Will you pardon me for just having a couple of spiritual moments here? I know that I am self-expository to a degree that would cause Freud to shake his beard from side to side, but I consider my readers friends and my friends, readers, so I tend to share my thoughts here. Peggy, on the other hand, writes in her non-online journal every night, purely for self-expression. She looks back over the older entries from time to time, but I have never ever so much as touched one of her journals, which date back to like 1847. It's the difference between her and me, that she is private with her thoughts, which, I can assure you, are far more profound that my erratic ravings.
I'll pause while you leap to my defense.
Pausing.
Paus-ing!!!
I've just come off a very uncomfortable 48 hours of waiting for some news about a friend who slipped off the radar the other night, after some unpleasantness with someone else. I am not a patient person when it comes to the welfare of others, so I fretted and knit my brows and imagined dozens of horrible scenarios and prayed a lot. I just saw a slogan that someone posted that said "God answers all prayers, but sometimes the answer is no." Well, God heard my entreaties and finally decided to have someone get in touch with me and let me know what was going on. That person told me the latest updates; no need to go into detail here, but here's the funny thing. The messenger that God chose to hip me to this whole thing turned out to be someone whose loyalty I previously questioned, and here they are, the one link that I could count on, after all.

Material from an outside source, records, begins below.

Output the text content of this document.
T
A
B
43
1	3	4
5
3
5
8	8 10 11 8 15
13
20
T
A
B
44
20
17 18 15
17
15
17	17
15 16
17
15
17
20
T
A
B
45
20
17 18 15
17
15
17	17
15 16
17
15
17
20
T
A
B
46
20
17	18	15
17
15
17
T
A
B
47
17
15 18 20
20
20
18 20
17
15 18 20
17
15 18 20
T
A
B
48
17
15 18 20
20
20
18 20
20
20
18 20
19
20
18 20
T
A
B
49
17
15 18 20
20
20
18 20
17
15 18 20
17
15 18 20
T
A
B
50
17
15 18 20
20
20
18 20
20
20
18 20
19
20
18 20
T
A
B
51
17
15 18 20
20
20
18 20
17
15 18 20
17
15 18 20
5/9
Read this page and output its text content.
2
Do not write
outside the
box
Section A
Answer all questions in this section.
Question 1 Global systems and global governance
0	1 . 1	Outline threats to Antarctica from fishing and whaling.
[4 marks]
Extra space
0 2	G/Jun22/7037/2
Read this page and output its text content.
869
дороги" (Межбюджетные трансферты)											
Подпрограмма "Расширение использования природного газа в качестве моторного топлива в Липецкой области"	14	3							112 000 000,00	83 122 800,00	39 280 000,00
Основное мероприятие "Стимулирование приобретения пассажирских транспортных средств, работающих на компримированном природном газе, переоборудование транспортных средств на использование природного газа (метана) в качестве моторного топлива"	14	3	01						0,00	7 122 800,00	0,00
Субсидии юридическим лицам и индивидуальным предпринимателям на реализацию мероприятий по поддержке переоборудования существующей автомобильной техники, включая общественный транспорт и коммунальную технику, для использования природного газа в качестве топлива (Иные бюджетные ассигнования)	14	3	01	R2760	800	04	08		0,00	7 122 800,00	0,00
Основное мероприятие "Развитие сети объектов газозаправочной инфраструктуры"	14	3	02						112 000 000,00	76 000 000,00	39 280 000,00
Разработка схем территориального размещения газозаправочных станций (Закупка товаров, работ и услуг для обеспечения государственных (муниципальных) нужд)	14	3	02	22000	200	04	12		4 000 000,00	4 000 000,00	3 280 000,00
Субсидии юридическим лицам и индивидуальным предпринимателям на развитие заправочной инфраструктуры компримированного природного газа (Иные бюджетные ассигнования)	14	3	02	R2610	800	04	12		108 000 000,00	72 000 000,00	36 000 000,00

And then tonight I got the official death notice for another friend, a fellow who served in the county Fire Department for the length of a fine career and retired to be a local handyman kind of guy. Gosh, what a happy soul he was. He spent all his days and nights trying to help other people, whether in putting out the fire in their living room or rewiring the lamp in the foyer. He was a devout Christian, and he didn't mind sharing that with people either. But he had a series of strokes recently and was removed from life support.
So, this weekend I am dealing with a life that's been saved and a life that has ended, and of course the backdrop for the weekend is Memorial Day, and all that means to all of us. My mom was engaged to a man during WWII; he was killed in action when the plane he was flying was shot down. When my sister and I were kids, she spoke of him and his death, but in that way that people who have lived through a war have of nobly rising above the individual pain and mourning en masse. She had other friends who lost boyfriends, and she knew other guys who went to fight for freedom and never came back.
Death. Life. Second chances. How does it work out that I have been given so much in life, and have I told you how much I appreciate you for being in my life? Because, I do, the reason I bring it all up.